Vitória do bom senso

A mudança de atitude em relação à reforma da Previdência provavelmente deriva da construção de consenso, no País, sobre a urgência do saneamento do sistema

Notas & Informações, O Estado de S.Paulo

12 de julho de 2019 | 03h00

Até pouco tempo atrás, a reforma da Previdência era considerada um tema politicamente tóxico, que poucos candidatos a cargo eletivo tinham coragem de defender - malgrado sua evidente necessidade. Agora, no entanto, o que não falta são políticos a reivindicar a paternidade da vitória acachapante no primeiro turno da votação da reforma da Previdência na Câmara. A notável mudança de atitude provavelmente deriva da construção de um consenso, no País, sobre a urgência do saneamento do sistema de aposentadorias, e esse processo não aconteceu de uma hora para outra nem dependeu de uma só pessoa.

É preciso lembrar, por exemplo, que o mais recente esforço em favor da reforma começou no governo de Michel Temer, que assumiu o ônus de enfrentar esse tema espinhoso mesmo sob pena de ampliar ainda mais sua já enorme impopularidade. Depois, o presidente Jair Bolsonaro teve de superar suas próprias convicções antirreformistas e, mesmo de modo hesitante, encaminhou uma proposta ainda mais ousada que a do ex-presidente Temer, incentivado pelo ministro da Economia, Paulo Guedes. Assim, ainda que o próprio governo não tenha se empenhado como deveria e poderia em favor da reforma, o tema praticamente monopolizou o debate nacional, do qual participaram formadores de opinião e funcionários do governo bastante qualificados e que conseguiram, à custa de muita perseverança, derrubar uma a uma as mistificações em torno da Previdência e alertar o País para os riscos de não reformar o sistema de forma abrangente.

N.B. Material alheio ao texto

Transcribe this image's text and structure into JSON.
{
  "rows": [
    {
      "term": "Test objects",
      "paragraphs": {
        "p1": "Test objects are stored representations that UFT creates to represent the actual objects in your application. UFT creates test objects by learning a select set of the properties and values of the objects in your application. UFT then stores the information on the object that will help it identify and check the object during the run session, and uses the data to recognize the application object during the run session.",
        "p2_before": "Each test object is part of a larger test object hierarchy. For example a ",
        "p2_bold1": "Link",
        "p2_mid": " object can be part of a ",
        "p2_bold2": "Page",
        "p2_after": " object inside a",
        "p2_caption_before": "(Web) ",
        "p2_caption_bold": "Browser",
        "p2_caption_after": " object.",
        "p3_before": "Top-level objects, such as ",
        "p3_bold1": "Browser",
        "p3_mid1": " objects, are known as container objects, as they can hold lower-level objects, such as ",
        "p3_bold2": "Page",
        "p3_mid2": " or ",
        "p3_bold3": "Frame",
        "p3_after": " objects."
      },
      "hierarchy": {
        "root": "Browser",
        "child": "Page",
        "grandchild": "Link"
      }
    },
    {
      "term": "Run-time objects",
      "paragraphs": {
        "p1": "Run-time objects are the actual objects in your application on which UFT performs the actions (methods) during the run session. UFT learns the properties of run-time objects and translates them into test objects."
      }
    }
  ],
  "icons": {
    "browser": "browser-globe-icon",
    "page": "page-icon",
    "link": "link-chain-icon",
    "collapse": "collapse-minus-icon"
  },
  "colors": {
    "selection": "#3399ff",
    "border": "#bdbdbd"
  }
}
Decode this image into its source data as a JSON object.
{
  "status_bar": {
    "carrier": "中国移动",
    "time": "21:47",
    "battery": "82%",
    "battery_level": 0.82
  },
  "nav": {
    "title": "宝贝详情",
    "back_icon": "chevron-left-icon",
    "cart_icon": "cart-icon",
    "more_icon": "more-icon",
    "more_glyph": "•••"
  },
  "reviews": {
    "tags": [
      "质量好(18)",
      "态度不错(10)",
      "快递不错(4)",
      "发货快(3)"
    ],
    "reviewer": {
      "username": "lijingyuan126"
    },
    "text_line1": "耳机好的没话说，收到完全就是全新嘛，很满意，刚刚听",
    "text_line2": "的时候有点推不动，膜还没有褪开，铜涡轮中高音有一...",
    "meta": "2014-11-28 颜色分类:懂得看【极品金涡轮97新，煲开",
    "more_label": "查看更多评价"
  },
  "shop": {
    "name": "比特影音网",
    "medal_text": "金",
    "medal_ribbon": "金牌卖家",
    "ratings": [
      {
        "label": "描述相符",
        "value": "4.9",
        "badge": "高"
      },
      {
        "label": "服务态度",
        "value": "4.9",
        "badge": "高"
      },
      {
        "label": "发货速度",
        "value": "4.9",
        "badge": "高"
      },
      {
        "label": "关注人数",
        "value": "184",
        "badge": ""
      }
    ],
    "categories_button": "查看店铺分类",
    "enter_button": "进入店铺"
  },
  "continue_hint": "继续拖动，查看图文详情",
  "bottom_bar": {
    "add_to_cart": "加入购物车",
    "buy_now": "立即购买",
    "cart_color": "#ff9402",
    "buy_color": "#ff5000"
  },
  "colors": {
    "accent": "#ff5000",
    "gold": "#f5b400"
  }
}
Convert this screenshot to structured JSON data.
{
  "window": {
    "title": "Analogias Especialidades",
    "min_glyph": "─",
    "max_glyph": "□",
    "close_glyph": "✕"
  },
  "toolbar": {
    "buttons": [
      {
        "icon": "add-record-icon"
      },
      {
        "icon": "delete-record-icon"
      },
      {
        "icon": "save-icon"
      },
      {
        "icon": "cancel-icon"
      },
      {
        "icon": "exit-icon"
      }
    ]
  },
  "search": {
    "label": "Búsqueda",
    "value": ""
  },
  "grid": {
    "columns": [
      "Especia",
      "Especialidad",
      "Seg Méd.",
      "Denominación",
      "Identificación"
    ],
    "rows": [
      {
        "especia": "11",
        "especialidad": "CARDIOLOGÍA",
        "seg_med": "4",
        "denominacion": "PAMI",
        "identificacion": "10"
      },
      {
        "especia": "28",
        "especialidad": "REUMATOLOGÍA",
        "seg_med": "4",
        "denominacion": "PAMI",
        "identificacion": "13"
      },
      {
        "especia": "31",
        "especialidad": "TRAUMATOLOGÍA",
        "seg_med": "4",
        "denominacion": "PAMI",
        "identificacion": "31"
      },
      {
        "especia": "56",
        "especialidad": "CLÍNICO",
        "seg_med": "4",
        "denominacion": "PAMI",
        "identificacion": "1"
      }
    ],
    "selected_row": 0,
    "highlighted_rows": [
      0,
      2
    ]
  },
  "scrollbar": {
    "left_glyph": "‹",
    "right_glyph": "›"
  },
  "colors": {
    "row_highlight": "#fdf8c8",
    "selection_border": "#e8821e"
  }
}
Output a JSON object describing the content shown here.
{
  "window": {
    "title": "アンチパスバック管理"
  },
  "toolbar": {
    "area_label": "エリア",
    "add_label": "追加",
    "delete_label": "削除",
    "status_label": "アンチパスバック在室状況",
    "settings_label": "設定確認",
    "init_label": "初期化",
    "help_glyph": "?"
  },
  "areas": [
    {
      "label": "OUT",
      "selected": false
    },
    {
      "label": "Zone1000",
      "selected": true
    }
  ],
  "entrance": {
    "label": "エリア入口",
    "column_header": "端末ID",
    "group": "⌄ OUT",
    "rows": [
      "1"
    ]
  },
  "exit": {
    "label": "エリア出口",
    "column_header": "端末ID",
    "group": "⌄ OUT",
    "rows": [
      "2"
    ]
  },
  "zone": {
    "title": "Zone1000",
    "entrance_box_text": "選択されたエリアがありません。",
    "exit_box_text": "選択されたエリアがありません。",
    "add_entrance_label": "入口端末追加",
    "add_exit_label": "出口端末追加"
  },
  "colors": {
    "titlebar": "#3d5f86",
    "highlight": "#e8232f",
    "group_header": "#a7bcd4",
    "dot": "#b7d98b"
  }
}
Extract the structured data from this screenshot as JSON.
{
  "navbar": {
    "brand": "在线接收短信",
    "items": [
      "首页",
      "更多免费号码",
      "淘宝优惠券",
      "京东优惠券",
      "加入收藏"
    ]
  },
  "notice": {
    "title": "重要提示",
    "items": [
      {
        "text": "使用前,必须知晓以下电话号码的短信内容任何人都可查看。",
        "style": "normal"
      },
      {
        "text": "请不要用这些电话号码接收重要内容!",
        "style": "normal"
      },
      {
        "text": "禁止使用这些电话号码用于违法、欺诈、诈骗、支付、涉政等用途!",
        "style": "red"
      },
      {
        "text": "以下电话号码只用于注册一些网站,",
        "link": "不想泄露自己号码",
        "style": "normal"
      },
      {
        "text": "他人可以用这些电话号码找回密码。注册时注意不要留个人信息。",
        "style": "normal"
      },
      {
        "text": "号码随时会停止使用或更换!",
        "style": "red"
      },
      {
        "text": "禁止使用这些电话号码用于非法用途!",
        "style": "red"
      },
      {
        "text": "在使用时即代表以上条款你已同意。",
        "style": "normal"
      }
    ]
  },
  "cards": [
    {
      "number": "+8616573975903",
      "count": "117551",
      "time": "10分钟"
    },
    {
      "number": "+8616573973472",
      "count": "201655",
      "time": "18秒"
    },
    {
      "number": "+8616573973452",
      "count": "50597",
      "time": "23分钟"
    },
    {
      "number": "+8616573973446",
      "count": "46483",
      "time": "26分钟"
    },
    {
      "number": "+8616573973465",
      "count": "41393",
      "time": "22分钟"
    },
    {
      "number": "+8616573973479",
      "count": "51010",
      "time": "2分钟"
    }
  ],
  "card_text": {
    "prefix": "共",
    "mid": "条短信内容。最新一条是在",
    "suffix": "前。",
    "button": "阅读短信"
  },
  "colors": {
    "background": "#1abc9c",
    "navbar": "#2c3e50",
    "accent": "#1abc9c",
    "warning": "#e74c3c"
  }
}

Mesmo com atrasos causados pelas confusões protagonizadas pelos articuladores do governo, a reforma avançou e chegou ao plenário sem ter sido substancialmente desidratada, o que foi uma vitória dos deputados reformistas contra os grupos organizados interessados em manter privilégios de corporações - algumas das quais apoiadas explicitamente por deputados governistas e pelo próprio presidente Bolsonaro. Nessa fase, já estava ficando claro para todos que a reforma já não era mais do governo, que em vários momentos parecia querer sabotá-la, e sim do Congresso, o que foi reafirmado diversas vezes pelo presidente da Câmara, Rodrigo Maia (DEM-RJ), seu grande fiador.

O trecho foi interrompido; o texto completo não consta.